Das Oberlandesgericht hielt das Urteil (Urt. v. 10.10.2023, Az. 4 U 634/23). Der Radiologe habe die sich bereits andeutende Läsion pflichtwidrig nicht gesehen und beschrieben. Er dürfte sich vor allem bei seiner Arbeit nicht allein auf das Zielgebiet (innerhalb des Gehirnschädels) beschränken, sondern hätte aufgrund der Fürsorgepflichten alle erkennbaren Auffälligkeiten erfassen müssen; denn auch Zufallsbefunde sind zu beachten (BGH, Urt. v. 21.12.2010, Az. VI ZR 284/09). Und auch wenn der Radiologe diese nicht zum Anlass nehmen musste, selbst weitere Befunderhebungen anzuordnen - zumal die Signalveränderung für ein Cholesteatom noch nicht hinreichend spezifisch war und er auch keine zielführenderen Informationen hierfür hatte - hätte er doch den Zufallsbefund in seinem Arztbrief erwähnen müssen, damit der Hausarzt weiteres hätte tun können.
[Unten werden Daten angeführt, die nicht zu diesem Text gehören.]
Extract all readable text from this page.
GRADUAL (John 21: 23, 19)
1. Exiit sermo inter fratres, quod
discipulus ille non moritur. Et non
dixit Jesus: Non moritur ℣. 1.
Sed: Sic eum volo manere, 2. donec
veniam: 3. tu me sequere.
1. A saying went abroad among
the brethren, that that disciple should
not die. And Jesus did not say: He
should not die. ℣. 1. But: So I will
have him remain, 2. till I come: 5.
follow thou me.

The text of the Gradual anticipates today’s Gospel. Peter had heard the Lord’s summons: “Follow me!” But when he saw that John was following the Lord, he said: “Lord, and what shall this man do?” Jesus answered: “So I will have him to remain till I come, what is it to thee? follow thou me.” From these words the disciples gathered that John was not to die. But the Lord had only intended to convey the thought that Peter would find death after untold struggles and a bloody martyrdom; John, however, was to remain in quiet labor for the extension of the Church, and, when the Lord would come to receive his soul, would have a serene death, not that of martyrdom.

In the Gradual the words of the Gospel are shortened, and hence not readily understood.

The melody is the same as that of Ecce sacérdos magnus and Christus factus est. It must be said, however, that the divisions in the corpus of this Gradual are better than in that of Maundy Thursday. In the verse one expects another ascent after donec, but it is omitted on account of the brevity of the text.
Dennoch kam es nicht zur Haftung, weil der Fehler „nur“ als einfacher Diagnose- und vor allem nicht Befunderhebungsfehler qualifiziert wurde. Damit blieb es bei der Darlegungs- und Beweislast des Patienten, dass die Diagnoseverzögerung angeblich zu einem zusätzlichen Schaden geführt oder diesen erst bedingt habe. Der Nachweis war aber nicht geführt: Der HNO-Gutachter nahm ein genuines Cholesteatom an, das über viele Jahre aus embryonalversprengten Epithelinseln langsam entstanden sei. Folglich hielt er eine relevante, für die Kausalität der späteren Gesichtsnervenlähmung wesentliche Größenzunahme des Cholesteatoms zwischen 5/2014 bis 9/2015 für wenig wahrscheinlich. Deshalb blieb es auch dabei, dass sich nur ein spezielles und HNO-chirurgisch bekanntes, allgemeines Risiko bei einer Resektion großer Cholesteatome der Pyramidenspitze verwirklicht haben konnte. Zumindest war nicht anzunehmen, dass selbst eine frühere Operation (noch) sicher Schäden vermieden hätte.

Was bedeutet das Urteil für den klinischen Alltag?
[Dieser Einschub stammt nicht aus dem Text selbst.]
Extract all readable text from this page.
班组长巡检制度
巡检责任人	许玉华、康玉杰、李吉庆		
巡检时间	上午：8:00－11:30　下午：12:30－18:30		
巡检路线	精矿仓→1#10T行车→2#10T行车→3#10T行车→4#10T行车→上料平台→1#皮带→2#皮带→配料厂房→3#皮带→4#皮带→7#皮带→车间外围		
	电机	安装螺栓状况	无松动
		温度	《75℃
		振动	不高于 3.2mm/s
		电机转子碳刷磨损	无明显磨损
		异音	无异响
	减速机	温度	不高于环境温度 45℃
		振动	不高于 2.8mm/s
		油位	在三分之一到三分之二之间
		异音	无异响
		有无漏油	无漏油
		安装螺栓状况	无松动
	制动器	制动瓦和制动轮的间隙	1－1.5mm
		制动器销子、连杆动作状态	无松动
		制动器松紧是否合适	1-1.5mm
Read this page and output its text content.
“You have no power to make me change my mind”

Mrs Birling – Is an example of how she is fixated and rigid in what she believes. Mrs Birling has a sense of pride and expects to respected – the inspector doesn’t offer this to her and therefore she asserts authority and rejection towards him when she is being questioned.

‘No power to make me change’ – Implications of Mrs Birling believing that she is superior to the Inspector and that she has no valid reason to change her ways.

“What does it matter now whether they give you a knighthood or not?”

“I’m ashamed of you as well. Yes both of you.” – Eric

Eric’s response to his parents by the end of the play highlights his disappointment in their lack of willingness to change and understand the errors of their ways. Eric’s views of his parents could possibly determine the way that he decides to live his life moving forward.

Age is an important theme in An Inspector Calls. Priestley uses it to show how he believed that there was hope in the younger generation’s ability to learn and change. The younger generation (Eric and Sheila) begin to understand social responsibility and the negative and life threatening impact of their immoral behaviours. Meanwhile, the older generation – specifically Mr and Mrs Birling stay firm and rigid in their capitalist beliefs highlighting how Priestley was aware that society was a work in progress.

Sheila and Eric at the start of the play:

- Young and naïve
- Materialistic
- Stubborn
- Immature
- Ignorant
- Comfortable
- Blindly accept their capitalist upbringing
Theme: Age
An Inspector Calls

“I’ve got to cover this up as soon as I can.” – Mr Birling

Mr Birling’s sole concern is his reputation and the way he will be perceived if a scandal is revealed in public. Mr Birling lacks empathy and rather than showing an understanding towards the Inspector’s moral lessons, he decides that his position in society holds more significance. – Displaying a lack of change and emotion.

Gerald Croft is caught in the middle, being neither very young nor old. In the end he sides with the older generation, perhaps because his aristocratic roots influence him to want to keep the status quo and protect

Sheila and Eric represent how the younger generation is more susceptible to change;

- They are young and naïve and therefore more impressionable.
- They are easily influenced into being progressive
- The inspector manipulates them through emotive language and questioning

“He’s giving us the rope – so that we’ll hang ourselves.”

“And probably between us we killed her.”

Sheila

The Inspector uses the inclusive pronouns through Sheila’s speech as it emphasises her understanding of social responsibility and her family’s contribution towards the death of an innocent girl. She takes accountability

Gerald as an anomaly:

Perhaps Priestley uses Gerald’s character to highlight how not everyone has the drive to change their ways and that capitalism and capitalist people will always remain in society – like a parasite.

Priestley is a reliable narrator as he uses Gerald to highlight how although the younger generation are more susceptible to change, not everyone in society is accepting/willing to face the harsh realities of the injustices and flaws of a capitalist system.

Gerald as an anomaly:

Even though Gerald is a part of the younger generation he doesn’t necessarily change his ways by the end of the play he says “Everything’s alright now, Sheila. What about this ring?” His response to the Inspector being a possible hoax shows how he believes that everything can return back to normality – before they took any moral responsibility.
Der Fall zeigt ein gutes Beispiel für die Abgrenzung von Diagnose- und Befunderhebungsfehlern und deren rechtliche Bedeutung, indem hier der Schwerpunkt des Vorwurfs in der (fehlerhaften) Beschreibung des Befundergebnisses lag. Dass keine früheren Reaktionen erfolgten, war die zwangsläufige Konsequenz davon. Der Fall zeigt aber auch, dass sich Ärzte zumindest nicht ohne weiteres allein auf Zielaufträge beschränken dürfen, sondern ebenso Zufallsbefunde, soweit bei Einhaltung des Facharztstandards erkennbar, erfassen und an Kollegen wenigstens als Information weitergeben müssen. Dies gilt auch, wenn sie ihr Fachgebiet nicht unmittelbar betreffen und die Entscheidung zum weiteren Vorgehen anderen obliegt.